Jul 30, 2012 at 6:17 pm
Just did a CNBC segment predicated in part on the question that given the recent decline in GM’s share price, was the government’s auto-rescue the right policy? To which I say…Oy.
Look, share prices go up and down with lots of things, not least of which is the weak economy both here and especially in Europe where GM’s market share is 8% (it’s about 17% in North America). The bailouts have nothing to do with that, and if you don’t believe me, look at the chart below showing the percent decline in GM’s stock price compared to that of Ford, who didn’t take government help (GMs in red, Ford’s in blue).
As I stress here, absent the bailouts and given credit market conditions at the time, bankruptcy at GM and Chrysler were virtually certain, as no private investors would have stepped up to rescue the companies from liquidating their assets.
Instead, the US auto sector has added over 100,000 jobs since early 2010, including 7,000 last month.

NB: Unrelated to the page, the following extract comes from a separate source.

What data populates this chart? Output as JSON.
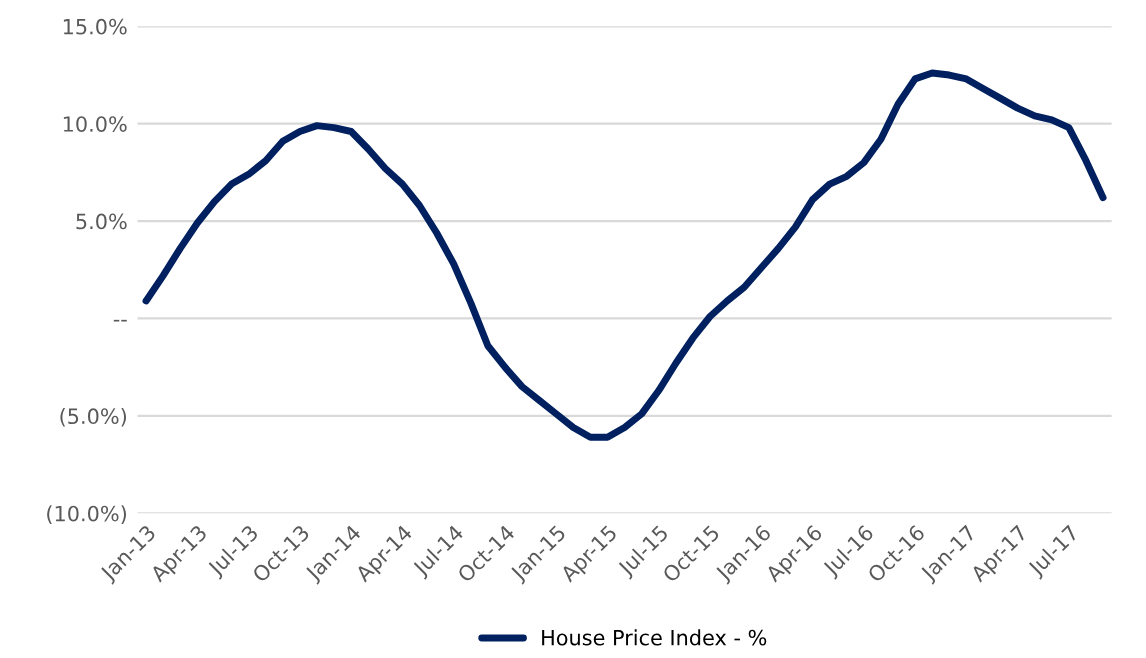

Sales are up from 12.5 million in the first half of 2011 to 14.3 million in the first half of this year, and employment is expect to grow in July as American auto producers cancelled summer re-tooling shut downs in order to maintain production.
I don’t like the share price decline either, and yes, it would have been much better for the American auto sector not to have had a near death experience. But absent the rescue, we wouldn’t have much of a sector to be arguing about.